Думаю, сейчас они все уже умерли, ну или почти все. Больше я к ним не ходила. Пожарная машина пришла через полчаса. Я это запомнила, потому что так сказал кто-то из докторов.
Места вроде этого не похожи на весь остальной мир, тут нет ничего, за что мы этот мир ценим. Здесь лежат сестры, матери, бабки и старые девы, всеми позабытые.
Город живых людей совсем недалеко, засыпает и просыпается, засыпает и просыпается, уложив своих забытых женщин здесь, долгими рядами. Полчаса. Пожар привел меня к ним. Всего раз.
Которые кормят их, не любят их.
— Вам это нужно? — говорит Джон Кейн мне в ухо.
— Что?
Что-то лежало у него на ладони. Половинка скорлупы от птичьего яйца, голубого, что вены на его лице.
— Да, благодарю, — сказала я.
Давным-давно я подобрала его в саду. Оно лежало себе на подоконнике, и до этого он ни разу не обратил на него внимания. А оно там лежало, голубое, совершенное, вечно юное. И такое старое. Много-много поколений птиц тому назад.
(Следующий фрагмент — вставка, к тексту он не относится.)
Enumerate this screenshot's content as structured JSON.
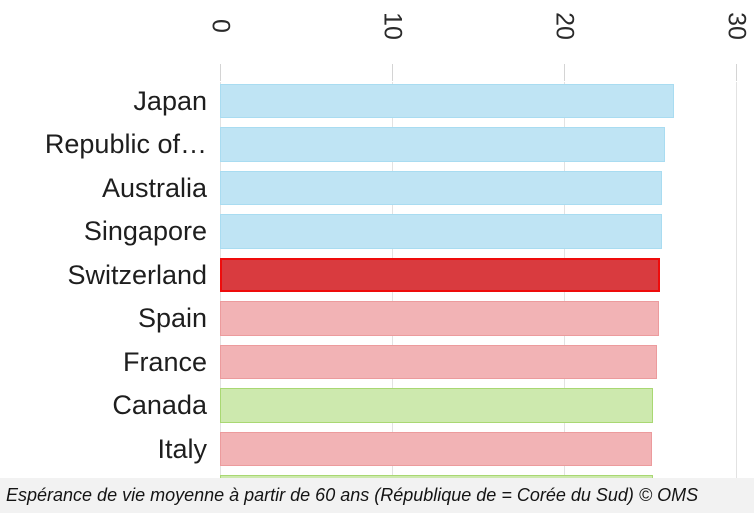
{
  "caption": {
    "text": "Espérance de vie moyenne à partir de 60 ans (République de = Corée du Sud) © OMS"
  },
  "chart_data": {
    "type": "bar",
    "orientation": "horizontal",
    "title": "",
    "x_axis": {
      "position": "top",
      "ticks": [
        0,
        10,
        20,
        30
      ],
      "range": [
        0,
        30
      ],
      "tick_label_rotation_deg": 90
    },
    "grid": true,
    "categories": [
      "Japan",
      "Republic of…",
      "Australia",
      "Singapore",
      "Switzerland",
      "Spain",
      "France",
      "Canada",
      "Italy"
    ],
    "values": [
      26.4,
      25.9,
      25.7,
      25.7,
      25.6,
      25.5,
      25.4,
      25.2,
      25.1
    ],
    "bar_color_keys": [
      "blue",
      "blue",
      "blue",
      "blue",
      "red",
      "pink",
      "pink",
      "green",
      "pink"
    ],
    "highlighted_category": "Switzerland",
    "partial_bottom_bar": {
      "value": 25.2,
      "color_key": "green",
      "note": "tenth row cut off at bottom edge of view"
    },
    "colors": {
      "blue": {
        "fill": "#bfe4f4",
        "border": "#a9dcf1"
      },
      "pink": {
        "fill": "#f2b3b5",
        "border": "#ec9b9d"
      },
      "green": {
        "fill": "#cde9ae",
        "border": "#a9d873"
      },
      "red": {
        "fill": "#d93b3f",
        "border": "#ee0c0c"
      },
      "gridline": "#e2e2e2",
      "tick": "#d4d4d4",
      "label_text": "#1e1e1e",
      "axis_text": "#2a2a2a",
      "caption_bg": "#f2f2f2",
      "caption_text": "#141414"
    }
  }
}
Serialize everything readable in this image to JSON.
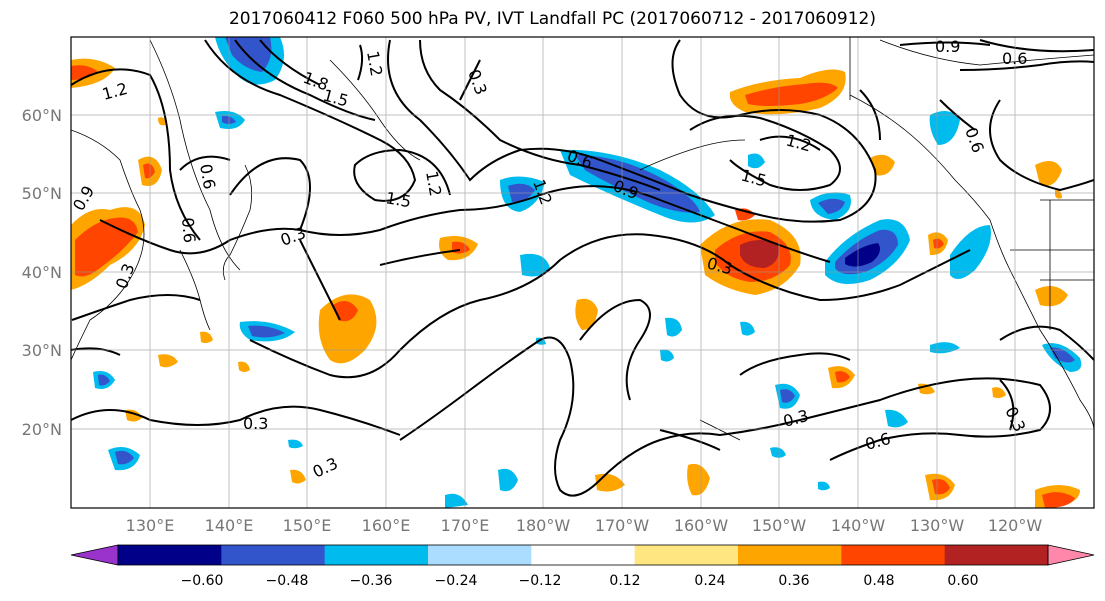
{
  "title": "2017060412 F060 500 hPa PV, IVT Landfall PC (2017060712 - 2017060912)",
  "lat_labels": [
    "60°N",
    "50°N",
    "40°N",
    "30°N",
    "20°N"
  ],
  "lon_labels": [
    "130°E",
    "140°E",
    "150°E",
    "160°E",
    "170°E",
    "180°W",
    "170°W",
    "160°W",
    "150°W",
    "140°W",
    "130°W",
    "120°W"
  ],
  "colorbar": {
    "ticks": [
      "−0.60",
      "−0.48",
      "−0.36",
      "−0.24",
      "−0.12",
      "0.12",
      "0.24",
      "0.36",
      "0.48",
      "0.60"
    ],
    "colors": [
      "#9933cc",
      "#000088",
      "#3355cc",
      "#00bbee",
      "#aaddff",
      "#ffffff",
      "#ffe680",
      "#ffa500",
      "#ff4500",
      "#b22222",
      "#ff88aa"
    ]
  },
  "contour_labels": [
    "1.2",
    "1.8",
    "1.5",
    "1.2",
    "0.3",
    "0.9",
    "0.6",
    "1.5",
    "1.2",
    "0.3",
    "0.6",
    "1.2",
    "0.9",
    "1.2",
    "1.5",
    "0.6",
    "0.9",
    "0.6",
    "0.6",
    "0.3",
    "0.3",
    "0.3",
    "0.3",
    "0.6",
    "0.3",
    "0.3"
  ]
}
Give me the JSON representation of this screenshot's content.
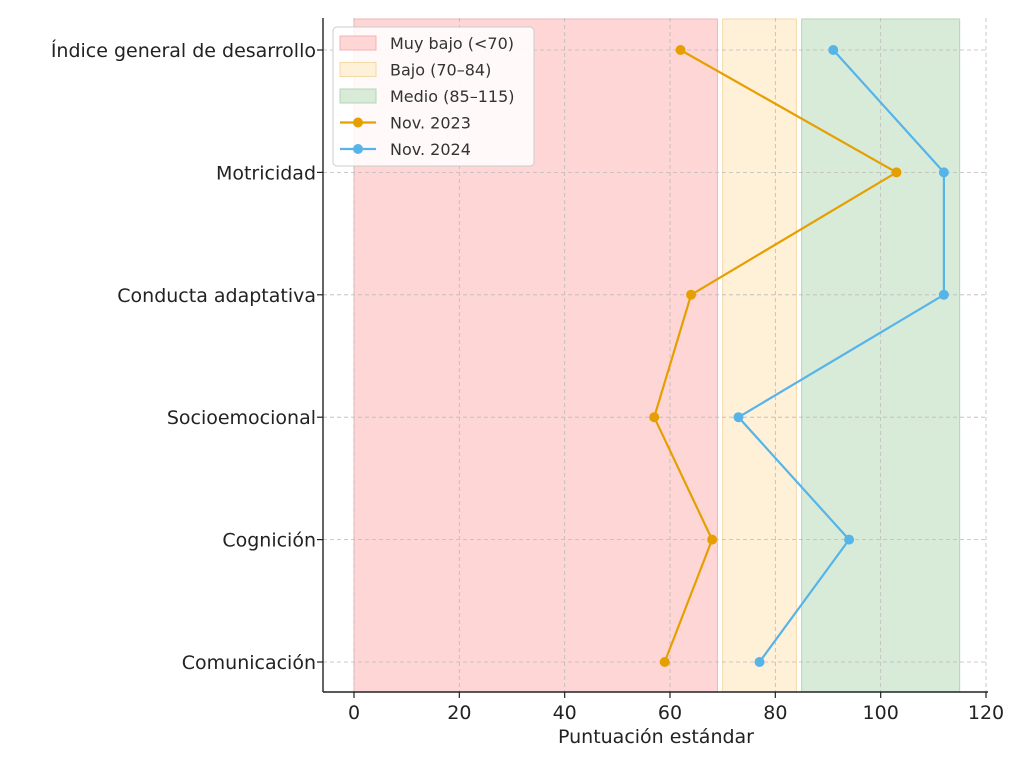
{
  "chart_data": {
    "type": "line",
    "orientation": "horizontal",
    "xlabel": "Puntuación estándar",
    "ylabel": "",
    "xlim": [
      -5,
      120
    ],
    "x_ticks": [
      0,
      20,
      40,
      60,
      80,
      100,
      120
    ],
    "categories": [
      "Índice general de desarrollo",
      "Motricidad",
      "Conducta adaptativa",
      "Socioemocional",
      "Cognición",
      "Comunicación"
    ],
    "bands": [
      {
        "name": "Muy bajo (<70)",
        "from": 0,
        "to": 69,
        "color": "#ffd6d6",
        "edge": "#f2b4b4"
      },
      {
        "name": "Bajo (70–84)",
        "from": 70,
        "to": 84,
        "color": "#fff0d8",
        "edge": "#f5d8a8"
      },
      {
        "name": "Medio (85–115)",
        "from": 85,
        "to": 115,
        "color": "#d8ebd8",
        "edge": "#b5d6b5"
      }
    ],
    "series": [
      {
        "name": "Nov. 2023",
        "color": "#e69f00",
        "values": [
          62,
          103,
          64,
          57,
          68,
          59
        ]
      },
      {
        "name": "Nov. 2024",
        "color": "#56b4e9",
        "values": [
          91,
          112,
          112,
          73,
          94,
          77
        ]
      }
    ],
    "grid": true,
    "legend_position": "top-left"
  }
}
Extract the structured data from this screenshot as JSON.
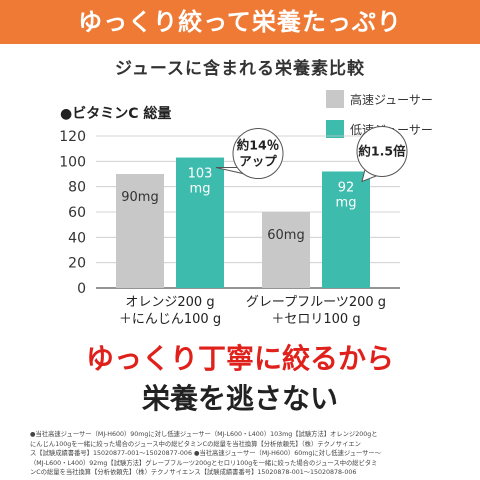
{
  "banner": {
    "text": "ゆっくり絞って栄養たっぷり",
    "bg": "#ee7a35"
  },
  "subtitle": "ジュースに含まれる栄養素比較",
  "metric_label": "●ビタミンC 総量",
  "legend": [
    {
      "label": "高速ジューサー",
      "color": "#c8c8c8"
    },
    {
      "label": "低速ジューサー",
      "color": "#3dbcae"
    }
  ],
  "chart_data": {
    "type": "bar",
    "categories": [
      "オレンジ200 g\n＋にんじん100 g",
      "グレープフルーツ200 g\n＋セロリ100 g"
    ],
    "series": [
      {
        "name": "高速ジューサー",
        "values": [
          90,
          60
        ],
        "labels": [
          "90mg",
          "60mg"
        ],
        "color": "#c8c8c8"
      },
      {
        "name": "低速ジューサー",
        "values": [
          103,
          92
        ],
        "labels": [
          "103\nmg",
          "92\nmg"
        ],
        "color": "#3dbcae"
      }
    ],
    "yticks": [
      0,
      20,
      40,
      60,
      80,
      100,
      120
    ],
    "ylim": [
      0,
      120
    ],
    "grid": true,
    "callouts": [
      {
        "text": "約14％\nアップ",
        "category_index": 0
      },
      {
        "text": "約1.5倍",
        "category_index": 1
      }
    ]
  },
  "headline": {
    "line1": "ゆっくり丁寧に絞るから",
    "line2": "栄養を逃さない",
    "line1_color": "#e0201b"
  },
  "footnote": [
    "●当社高速ジューサー（MJ-H600）90mgに対し低速ジューサー（MJ-L600・L400）103mg【試験方法】オレンジ200gと",
    "にんじん100gを一緒に絞った場合のジュース中の総ビタミンCの総量を当社換算【分析依頼先】（株）テクノサイエン",
    "ス【試験成績書番号】15020877-001〜15020877-006 ●当社高速ジューサー（MJ-H600）60mgに対し低速ジューサー〜",
    "（MJ-L600・L400）92mg【試験方法】グレープフルーツ200gとセロリ100gを一緒に絞った場合のジュース中の総ビタミ",
    "ンCの総量を当社換算【分析依頼先】（株）テクノサイエンス【試験成績書番号】15020878-001〜15020878-006"
  ]
}
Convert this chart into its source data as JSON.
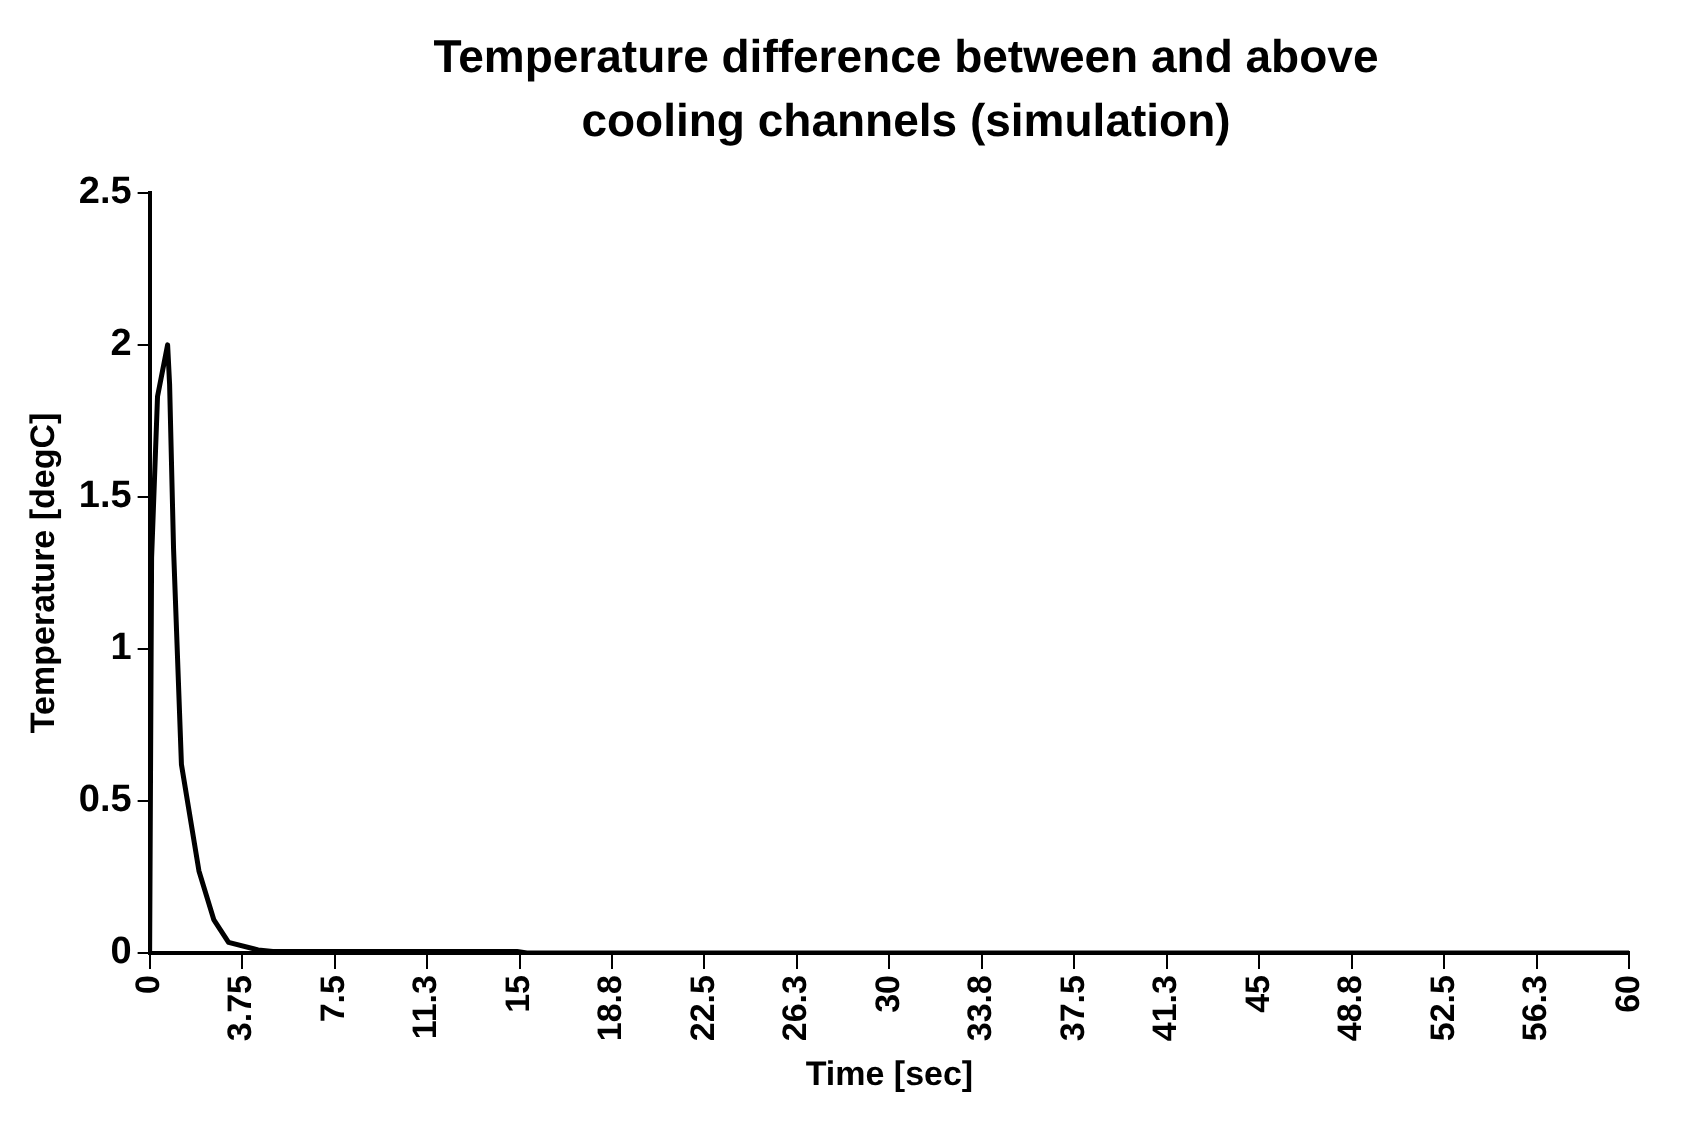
{
  "chart_data": {
    "type": "line",
    "title": "Temperature difference between and above cooling channels (simulation)",
    "xlabel": "Time [sec]",
    "ylabel": "Temperature [degC]",
    "x": [
      0,
      0.08,
      0.32,
      0.73,
      0.81,
      0.97,
      1.29,
      2.0,
      2.6,
      3.2,
      4.4,
      5,
      10,
      14.9,
      15.3,
      60
    ],
    "series": [
      {
        "color": "#000000",
        "values": [
          0,
          1.3,
          1.83,
          2.0,
          1.87,
          1.33,
          0.62,
          0.27,
          0.11,
          0.035,
          0.01,
          0.005,
          0.005,
          0.005,
          0,
          0
        ]
      }
    ],
    "xlim": [
      0,
      60
    ],
    "xticks": [
      0,
      3.75,
      7.5,
      {
        "value": 11.25,
        "label": "11.3"
      },
      15,
      {
        "value": 18.75,
        "label": "18.8"
      },
      22.5,
      {
        "value": 26.25,
        "label": "26.3"
      },
      30,
      {
        "value": 33.75,
        "label": "33.8"
      },
      37.5,
      {
        "value": 41.25,
        "label": "41.3"
      },
      45,
      {
        "value": 48.75,
        "label": "48.8"
      },
      52.5,
      {
        "value": 56.25,
        "label": "56.3"
      },
      60
    ],
    "ylim": [
      0,
      2.5
    ],
    "yticks": [
      0,
      0.5,
      1,
      1.5,
      2,
      2.5
    ],
    "grid": false,
    "legend": false,
    "marker": "none",
    "line_style": "solid"
  }
}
— Наверное, оно малиновки, — сказал он.
— Наверное, — ответила я.
— Или жаворонка.
— Да.
— Ладно, положу назад, — сказал он, снова сглотнув так, будто бы язык костенел у него до самого корня, и горло его на мгновение вздулось.
— Не знаю даже, откуда берется эта пыль, — сказал он. — Подметаю каждый день, а пыли не убывает, и, богом клянусь, это такая древняя пыль. Не новая пыль, никогда тут нет новой пыли.
— Не новая, — сказала я. — Не новая. Простите меня.
На секунду он распрямился и взглянул на меня.
— Как вас зовут? — спросил он.
— Не знаю, — сказала я, внезапно перепугавшись. Я знаю его многие десятилетия. Почему же он спрашивает сейчас?
— Вы своего собственного имени не знаете?
— Знаю. Только забыла.
— Отчего у вас голос такой испуганный?
— Не знаю.
— Ну и ладно, — сказал он и, аккуратно собрав пыль в совок, пошел к двери. — Я все равно знаю, как вас зовут.
Я заплакала, но не как плачут дети, а как может плакать такая старуха, как я, — медленными, незаметными слезами, которых никто не увидит и никто не утрет.
* * *
Отец и опомниться не успел, как мы попали в гражданскую войну.
Я пишу это, чтобы осушить слезы. Вонзаю слова в бумагу ручкой, будто бы пришпиливаю к ней самое себя.
До гражданской войны была еще одна — против того, чтобы страной управляла Англия, но тогда в Слайго не сильно воевали.
Сейчас я пишу это и цитирую Джека, брата моего мужа, или по меньшей мере слышу его голос в этих фразах. Умолкший голос Джека. Бесстрастный. Джек, как и моя мать, был мастер говорить бесстрастно, хоть сам и бесстрастным не был. И этот же Джек потом нацепил английскую униформу и сражался против Гитлера на той, следующей войне, чуть не написала — на настоящей. Еще он был братом Энуса Макналти.